Bersamaan dengan arus reformasi sosial-politik yang mengemuka pada akhir 1990-an, lembaga zakat ini pun menjadi salah satu agenda yang terkena imbas reformasi. Di antara tujuan akhirnya, memang bukan untuk dibubarkan, tapi untuk dibenahi sesuai dengan tuntutan umat. Sejumlah lembaga sosial mulai merintis format baru lembaga zakat. Berbagai pertemuan pun digelar untuk menemukan solusi bagaimana mengelola zakat. Forum Zakat (FOZ) yang merekomendasikan pentingnya undang-undang zakat, misalnya, dimaksudkan untuk memberikan kontribusi pemikiran bagaimana membenahi lembaga zakat yang semakin dibutuhkan masyarakat. Hal ini mengindikasikan sekurang-kurangnya dua hal penting. Pertama, berkembangnya kesadaran akan pentingnya pemanfaatan potensi zakat untuk pengembangan masyarakat; dan kedua, sebagai konsekuensi dari kepentingan tersebut, mulai munculnya lembaga-lembaga pengelola zakat di luar lembaga formal yang ada.

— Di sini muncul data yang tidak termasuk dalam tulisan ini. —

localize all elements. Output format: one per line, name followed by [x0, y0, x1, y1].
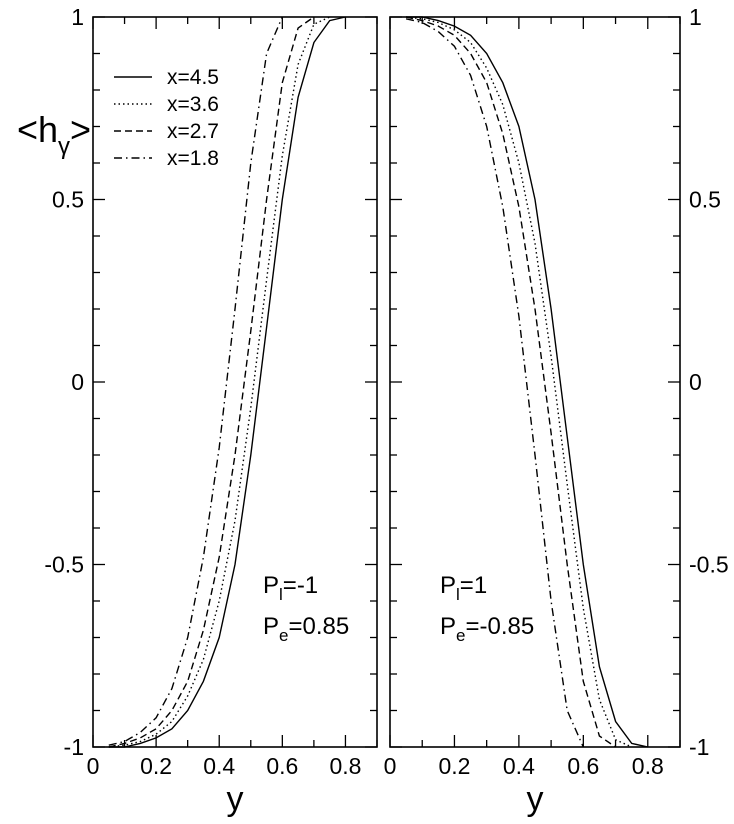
y-tick-label: 1: [689, 4, 702, 30]
x-tick-label: 0.8: [329, 753, 361, 779]
x-tick-label: 0: [87, 753, 100, 779]
x-tick-label: 0.2: [140, 753, 172, 779]
x-axis-title: y: [527, 780, 544, 818]
y-axis-title: <hγ>: [17, 109, 91, 160]
legend-label: x=1.8: [167, 147, 219, 170]
annotation-label: Pl=1: [440, 572, 487, 604]
annotation-label: Pe=0.85: [263, 613, 349, 645]
x-tick-label: 0.2: [438, 753, 470, 779]
y-tick-label: -1: [64, 734, 84, 760]
annotation-label: Pe=-0.85: [440, 613, 534, 645]
legend-label: x=4.5: [167, 66, 219, 89]
annotation-label: Pl=-1: [263, 572, 318, 604]
y-tick-label: 1: [71, 4, 84, 30]
legend-label: x=2.7: [167, 120, 219, 143]
legend-label: x=3.6: [167, 93, 219, 116]
plot-frame: [389, 16, 681, 748]
y-tick-label: 0: [689, 369, 702, 395]
y-tick-label: 0.5: [52, 187, 84, 213]
y-tick-label: -1: [689, 734, 709, 760]
legend: x=4.5 x=3.6 x=2.7 x=1.8: [114, 66, 219, 170]
y-tick-label: 0.5: [689, 187, 721, 213]
y-tick-label: -0.5: [44, 552, 84, 578]
series-line-x27: [405, 16, 616, 748]
series-line-x27: [108, 16, 315, 748]
x-tick-label: 0.4: [203, 753, 235, 779]
left-panel: 0 0.2 0.4 0.6 0.8 -1 -0.5 0 0.5 1 y Pl=-1 Pe=0.85: [44, 4, 378, 818]
x-tick-label: 0.8: [632, 753, 664, 779]
series-line-x45: [406, 16, 648, 748]
x-axis-title: y: [227, 780, 244, 818]
chart-text-overlay: <hγ> x=4.5 x=3.6 x=2.7 x=1.8: [17, 66, 219, 170]
right-panel: 0 0.2 0.4 0.6 0.8 1 0.5 0 -0.5 -1 y Pl=1 Pe=-0.85: [384, 4, 729, 818]
x-tick-label: 0.4: [503, 753, 535, 779]
x-tick-label: 0: [384, 753, 397, 779]
x-tick-label: 0.6: [266, 753, 298, 779]
y-tick-label: 0: [71, 369, 84, 395]
series-line-x36: [108, 16, 330, 748]
series-line-x45: [108, 16, 346, 748]
x-tick-label: 0.6: [567, 753, 599, 779]
y-tick-label: -0.5: [689, 552, 729, 578]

Di lingkungan komunitas muslim, sebetulnya telah berjalan cukup lama adanya sistem pengelolaan zakat, infaq, shadaqah dan bahkan wakaf. Di lingkungan organisasi-organisasi sosial keagamaan seperti NU, Muhammadiyah dan Persis, telah tersedia lembaga pengelola zakat yang mengurusi jamaahnya masing-masing. Akibatnya, karena kharisma kyai serta kedekatan emosional keanggotaannya, maka masing-masing komunitas itu lebih tertarik memberikan zakat melalui lembaga-lembaga yang ada pada masing-masing organisasi itu, dan tidak melalui lembaga BAZIS seperti yang diharapkan. Di lingkungan pesantren, masyarakat juga pada umumnya lebih suka memilih membayar zakat kepada kyai yang menjadi pimpinan pesantren itu, daripada kepada amilin bentukan RT ataupun RW yang menjadi kepanjangan tangan BAZIS di tingkat yang paling bawah.

Di tengah-tengah kenyataan masyarakat seperti inilah, undang-undang tentang pengelolaan zakat lahir. Menurut Pasal 6 UU Nomor 38 Tahun 1999, pengelolaan zakat dilakukan oleh badan amil zakat yang dibentuk oleh pemerintah, yang susunan kepengurusannya terdiri atas unsur masyarakat dan pemerintah yang memenuhi persyaratan tertentu. Pengelolaan zakat seperti ini, seperti disebutkan pada Pasal 5, bertujuan: (1) meningkatnya pelayanan bagi masyarakat dalam menunaikan zakat sesuai dengan tuntunan agama, (2) meningkatnya fungsi dan peranan pranata keagamaan dalam upaya mewujudkan kesejahteraan masyarakat dan keadilan sosial, dan (3) meningkatnya hasil guna dan daya guna zakat.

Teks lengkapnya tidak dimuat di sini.